Auch dieses Mal gilt es, wie könnte es anders sein, für Agent J (Will Smith) und Agent K (Tommy Lee Jones) die Erde vor einem fatalen Angriff außerirdischen Lebens zu bewahren. Der Bösewicht in der Story ist „Brad das Biest“, ein Monster mit besonders abscheulicher Lache, der sich an Agent K rächen will. Dieser hat ihm vor etlichen Jahren nicht nur seines Arms entledigt, sondern ihn danach auch noch für längere Zeit hinter Gitter gebracht.

So hegt Brad einen perfiden Plan aus und reißt in die Vergangenheit – um seine Extremitäten zu retten und seinen Erzfeind K für immer zu eliminieren.

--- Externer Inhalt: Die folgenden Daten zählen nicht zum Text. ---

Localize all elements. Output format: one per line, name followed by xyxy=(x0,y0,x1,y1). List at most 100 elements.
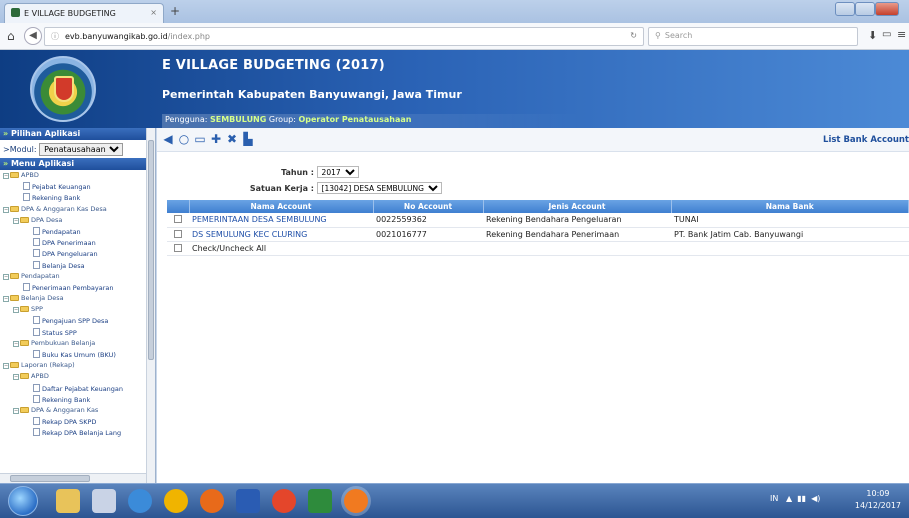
tree-folder[interactable]: − APBD xyxy=(0,372,155,383)
maximize-button[interactable] xyxy=(855,2,875,16)
tree-item[interactable]: Penerimaan Pembayaran xyxy=(0,282,155,294)
tree-item[interactable]: Pendapatan xyxy=(0,226,155,238)
tree-item[interactable]: DPA Pengeluaran xyxy=(0,249,155,260)
delete-icon[interactable]: ✖ xyxy=(225,132,239,147)
minimize-button[interactable] xyxy=(835,2,855,16)
tree-item[interactable]: Daftar Pejabat Keuangan xyxy=(0,383,155,395)
header-nama-bank[interactable]: Nama Bank xyxy=(671,200,909,213)
tree-folder[interactable]: − SPP xyxy=(0,305,155,316)
scrollbar-thumb[interactable] xyxy=(148,140,154,360)
add-icon[interactable]: ✚ xyxy=(209,132,223,147)
header-jenis-account[interactable]: Jenis Account xyxy=(483,200,672,213)
firefox-icon[interactable] xyxy=(344,489,368,513)
header-nama-account[interactable]: Nama Account xyxy=(189,200,374,213)
tray-arrow-icon[interactable]: ▲ xyxy=(781,494,792,503)
tree-item[interactable]: Rekap DPA SKPD xyxy=(0,417,155,428)
tahun-select[interactable]: 2017 xyxy=(316,166,359,178)
satker-select[interactable]: [13042] DESA SEMBULUNG xyxy=(316,182,442,194)
sidebar-horizontal-scrollbar[interactable] xyxy=(0,473,146,483)
folder-icon xyxy=(10,205,19,212)
collapse-toggle-icon[interactable]: − xyxy=(13,217,19,224)
collapse-toggle-icon[interactable]: − xyxy=(13,407,19,414)
word-icon[interactable] xyxy=(236,489,260,513)
collapse-toggle-icon[interactable]: − xyxy=(3,296,9,303)
tab-close-icon[interactable]: × xyxy=(150,8,157,17)
mail-icon[interactable] xyxy=(92,489,116,513)
sidebar-vertical-scrollbar[interactable] xyxy=(146,128,155,483)
modul-label: >Modul: xyxy=(3,145,37,154)
excel-icon[interactable] xyxy=(308,489,332,513)
tree-item[interactable]: Pejabat Keuangan xyxy=(0,182,155,193)
start-button[interactable] xyxy=(8,486,38,516)
collapse-toggle-icon[interactable]: − xyxy=(3,363,9,370)
download-icon[interactable]: ⬇ xyxy=(868,29,877,42)
tree-item[interactable]: Status SPP xyxy=(0,327,155,339)
print-icon[interactable]: ▙ xyxy=(241,132,255,147)
check-all-checkbox[interactable] xyxy=(174,243,182,252)
back-arrow-icon[interactable]: ◀ xyxy=(161,132,175,147)
taskbar-clock[interactable]: 10:09 14/12/2017 xyxy=(855,488,901,512)
volume-icon[interactable]: ◀) xyxy=(809,494,820,503)
folder-icon xyxy=(10,172,19,178)
tree-label: Pejabat Keuangan xyxy=(32,183,91,192)
row-checkbox[interactable] xyxy=(174,215,182,224)
info-icon[interactable]: ⓘ xyxy=(51,32,59,41)
tree-folder[interactable]: − Laporan (Rekap) xyxy=(0,361,155,372)
close-window-button[interactable] xyxy=(875,2,899,16)
row-checkbox[interactable] xyxy=(174,229,182,238)
tree-item[interactable]: DPA Penerimaan xyxy=(0,238,155,249)
collapse-toggle-icon[interactable]: − xyxy=(3,173,9,179)
page-icon xyxy=(33,350,40,358)
collapse-toggle-icon[interactable]: − xyxy=(3,273,9,280)
tree-item[interactable]: Rekap DPA Belanja Lang xyxy=(0,428,155,439)
browser-tab[interactable]: E VILLAGE BUDGETING × xyxy=(4,3,164,23)
search-input[interactable]: ⚲ Search xyxy=(648,27,858,46)
tree-item[interactable]: Rekening Bank xyxy=(0,394,155,406)
tree-folder[interactable]: − Pembukuan Belanja xyxy=(0,339,155,350)
modul-select[interactable]: Penatausahaan xyxy=(39,143,124,156)
account-link[interactable]: DS SEMULUNG KEC CLURING xyxy=(192,230,307,239)
new-tab-button[interactable]: + xyxy=(170,4,180,18)
search-icon: ⚲ xyxy=(655,31,661,40)
scrollbar-thumb[interactable] xyxy=(10,475,90,482)
tree-label: Pembukuan Belanja xyxy=(31,338,96,347)
tree-folder[interactable]: − APBD xyxy=(0,171,155,182)
library-icon[interactable]: ▭ xyxy=(882,29,891,40)
tree-item[interactable]: Buku Kas Umum (BKU) xyxy=(0,350,155,361)
check-all-label[interactable]: Check/Uncheck All xyxy=(189,241,909,256)
chrome-icon[interactable] xyxy=(272,489,296,513)
tree-folder[interactable]: − Pendapatan xyxy=(0,272,155,283)
file-explorer-icon[interactable] xyxy=(56,489,80,513)
tree-item[interactable]: Belanja Desa xyxy=(0,260,155,272)
language-indicator[interactable]: IN xyxy=(770,494,778,503)
home-icon[interactable]: ⌂ xyxy=(7,29,15,43)
reload-icon[interactable]: ↻ xyxy=(630,31,637,40)
internet-explorer-icon[interactable] xyxy=(128,489,152,513)
back-button[interactable]: ◀ xyxy=(24,27,42,45)
menu-icon[interactable]: ≡ xyxy=(897,28,906,41)
tree-label: Laporan (Rekap) xyxy=(21,361,75,370)
media-icon[interactable] xyxy=(164,489,188,513)
collapse-toggle-icon[interactable]: − xyxy=(13,340,19,347)
table-row[interactable]: PEMERINTAAN DESA SEMBULUNG 0022559362 Re… xyxy=(167,213,909,228)
tree-item[interactable]: Rekening Bank xyxy=(0,193,155,204)
tree-folder[interactable]: − DPA & Anggaran Kas Desa xyxy=(0,205,155,216)
tree-folder[interactable]: − DPA & Anggaran Kas xyxy=(0,406,155,417)
view-icon[interactable]: ▭ xyxy=(193,132,207,147)
tree-item[interactable]: Pengajuan SPP Desa xyxy=(0,316,155,327)
collapse-toggle-icon[interactable]: − xyxy=(3,206,9,213)
account-link[interactable]: PEMERINTAAN DESA SEMBULUNG xyxy=(192,215,327,224)
url-bar[interactable]: ⓘ evb.banyuwangikab.go.id/index.php ↻ xyxy=(44,27,644,46)
toolbar: ◀ ○ ▭ ✚ ✖ ▙ List Bank Account xyxy=(157,128,909,152)
network-icon[interactable]: ▮▮ xyxy=(795,494,806,503)
collapse-toggle-icon[interactable]: − xyxy=(13,307,19,314)
collapse-toggle-icon[interactable]: − xyxy=(13,374,19,381)
tree-folder[interactable]: − DPA Desa xyxy=(0,216,155,227)
player-icon[interactable] xyxy=(200,489,224,513)
header-no-account[interactable]: No Account xyxy=(373,200,484,213)
tree-folder[interactable]: − Belanja Desa xyxy=(0,294,155,305)
url-path: /index.php xyxy=(167,32,210,41)
cell-nama-bank: PT. Bank Jatim Cab. Banyuwangi xyxy=(671,227,909,242)
table-row[interactable]: DS SEMULUNG KEC CLURING 0021016777 Reken… xyxy=(167,227,909,242)
refresh-icon[interactable]: ○ xyxy=(177,132,191,147)
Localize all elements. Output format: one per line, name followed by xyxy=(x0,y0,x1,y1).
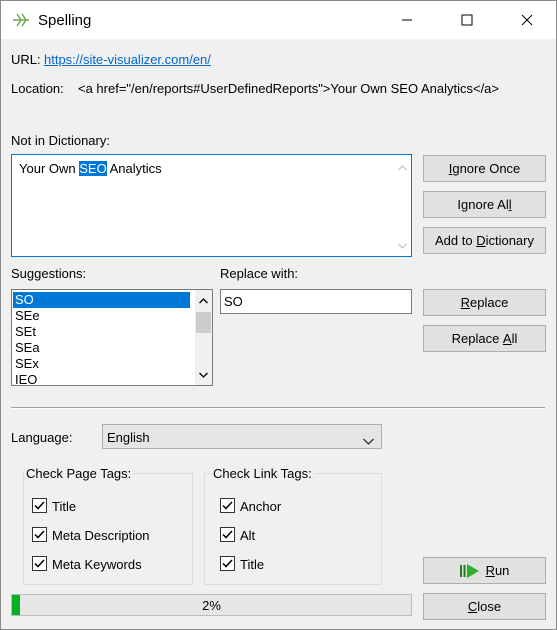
minimize-button[interactable] xyxy=(384,1,430,39)
suggestion-item[interactable]: SEx xyxy=(13,356,190,372)
check-page-tags-label: Check Page Tags: xyxy=(24,466,134,481)
ignore-all-label: Ignore Al xyxy=(457,197,509,212)
close-icon xyxy=(521,14,533,26)
textarea-scrollbar[interactable] xyxy=(394,155,411,256)
title-bar: Spelling xyxy=(1,1,556,39)
ignore-all-button[interactable]: Ignore Al l xyxy=(423,191,546,218)
link-title-checkbox[interactable] xyxy=(220,556,235,571)
suggestions-scrollbar[interactable] xyxy=(195,290,212,385)
suggestion-item[interactable]: SO xyxy=(13,292,190,308)
minimize-icon xyxy=(402,19,412,21)
text-before: Your Own xyxy=(19,161,80,176)
language-select[interactable]: English xyxy=(102,424,382,449)
not-in-dictionary-label: Not in Dictionary: xyxy=(11,133,110,148)
maximize-icon xyxy=(461,14,473,26)
scroll-down-icon[interactable] xyxy=(195,366,212,383)
url-link[interactable]: https://site-visualizer.com/en/ xyxy=(44,52,211,67)
suggestion-item[interactable]: SEt xyxy=(13,324,190,340)
add-to-dictionary-button[interactable]: Add to Dictionary xyxy=(423,227,546,254)
maximize-button[interactable] xyxy=(444,1,490,39)
run-icon xyxy=(459,563,480,578)
not-in-dictionary-text: Your Own SEO Analytics xyxy=(19,161,162,176)
checkmark-icon xyxy=(222,530,233,539)
run-button[interactable]: Run xyxy=(423,557,546,584)
language-label: Language: xyxy=(11,430,73,445)
ignore-once-button[interactable]: Ignore Once xyxy=(423,155,546,182)
text-after: Analytics xyxy=(106,161,162,176)
suggestion-item[interactable]: IEO xyxy=(13,372,190,385)
page-title-checkbox[interactable] xyxy=(32,498,47,513)
add-to-dictionary-label-pre: Add to xyxy=(434,233,477,248)
window-title: Spelling xyxy=(38,12,92,29)
scroll-up-icon[interactable] xyxy=(195,292,212,309)
chevron-down-icon xyxy=(363,433,374,448)
alt-label: Alt xyxy=(240,528,256,543)
checkmark-icon xyxy=(34,501,45,510)
check-link-tags-label: Check Link Tags: xyxy=(211,466,314,481)
ignore-all-accel: l xyxy=(508,197,512,212)
replace-label: eplace xyxy=(470,295,509,310)
meta-keywords-checkbox[interactable] xyxy=(32,556,47,571)
location-value: <a href="/en/reports#UserDefinedReports"… xyxy=(78,81,500,96)
suggestions-label: Suggestions: xyxy=(11,266,87,281)
language-value: English xyxy=(107,430,150,445)
replace-with-input[interactable]: SO xyxy=(220,289,412,314)
add-to-dictionary-accel: D xyxy=(476,233,486,248)
meta-description-checkbox[interactable] xyxy=(32,527,47,542)
close-button[interactable]: Close xyxy=(423,593,546,620)
checkmark-icon xyxy=(222,501,233,510)
location-label: Location: xyxy=(11,81,64,96)
suggestions-scroll-thumb[interactable] xyxy=(196,312,211,333)
progress-bar: 2% xyxy=(11,594,412,616)
replace-all-label-rest: ll xyxy=(511,331,518,346)
close-window-button[interactable] xyxy=(504,1,550,39)
run-label: un xyxy=(494,563,510,578)
suggestion-item[interactable]: SEa xyxy=(13,340,190,356)
anchor-label: Anchor xyxy=(240,499,282,514)
meta-keywords-label: Meta Keywords xyxy=(52,557,142,572)
url-label: URL: xyxy=(11,52,41,67)
checkmark-icon xyxy=(222,559,233,568)
meta-description-label: Meta Description xyxy=(52,528,150,543)
scroll-up-icon[interactable] xyxy=(394,159,411,176)
replace-with-value: SO xyxy=(224,294,243,309)
replace-button[interactable]: Replace xyxy=(423,289,546,316)
link-title-label: Title xyxy=(240,557,265,572)
replace-all-button[interactable]: Replace All xyxy=(423,325,546,352)
app-logo-icon xyxy=(11,11,31,29)
replace-all-label-pre: Replace xyxy=(451,331,503,346)
replace-accel: R xyxy=(460,295,471,310)
page-title-label: Title xyxy=(52,499,77,514)
replace-with-label: Replace with: xyxy=(220,266,299,281)
alt-checkbox[interactable] xyxy=(220,527,235,542)
progress-text: 2% xyxy=(202,597,221,613)
scroll-down-icon[interactable] xyxy=(394,237,411,254)
ignore-once-label: gnore Once xyxy=(452,161,521,176)
close-accel: C xyxy=(467,599,478,614)
checkmark-icon xyxy=(34,559,45,568)
suggestions-list[interactable]: SO SEe SEt SEa SEx IEO xyxy=(11,289,213,386)
close-label: lose xyxy=(477,599,502,614)
separator xyxy=(11,407,545,409)
not-in-dictionary-textarea[interactable]: Your Own SEO Analytics xyxy=(11,154,412,257)
run-accel: R xyxy=(485,563,495,578)
checkmark-icon xyxy=(34,530,45,539)
anchor-checkbox[interactable] xyxy=(220,498,235,513)
misspelled-word: SEO xyxy=(79,161,107,176)
add-to-dictionary-label-rest: ictionary xyxy=(485,233,534,248)
spelling-dialog: Spelling URL: https://site-visualizer.co… xyxy=(0,0,557,630)
replace-all-accel: A xyxy=(502,331,512,346)
suggestion-item[interactable]: SEe xyxy=(13,308,190,324)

Als Agent J an einem unnatürlichen Verlangen nach Schoko-Milch leidet, merkt er dass das Raum-Zeit Gefüge manipuliert wurde. So macht er sich auf eine abenteuerliche Art und Weise auf den Weg in das Jahr 1969, um Brad von seinem Vorhaben abzuhalten.

Dort angekommen, beginnt ein actionreicher Wettlauf gegen die Zeit und „Brad das Biest“, der mit allen Mitteln versucht K und alle Verbündete aus dem Weg zu räumen.

Die Jagd führt durch ein abgefucktes New York, vollgepumpt mit Motorenlärm und zugedröhnten Künstlern. Bis schlussendlich alle Spuren nach Cape Canaveral führen, wo sich die Kontrahenten eine spektakuläre Schlacht liefern und ungeahnte Geheimnisse gelüftet werden. Ihr werdet erfahren, wer wirklich hinter dem Suppendosen-Liebhaber Andy Warhol steckt und was es mit Agent K’s geheimnisvoller Vergangenheit auf sich hat.

Gespielt wird der junge K übrigens von Josh Brolin (True Grit), der wie er selbst sagt, ein bisschen Schiss vor der Aufgabe hatte, eine Version von Tommy Lee Jones in jüngeren Jahren darzustellen. Das Ergebnis ist eine verblüffend ähnliche Mimik und Gestik und kann sich mehr als sehen lassen. Das ganze Schauspiel kommt dann auch noch in 3D daher, und so hat man während des Films oft das herrliche Gefühl, dass einem Glibber oder Alienrotze ins Gesicht spritzt. Eine Explosion jagt die nächste Blitzdings-Ballerei – das alles macht den Film zu einer fast zu perfekt durchgeplanten Actionkomödie die mit viel Humor, Will Smith Gesichtsakrobatik und wunderbar hässlichen Außerirdischen absolut sehenswert ist.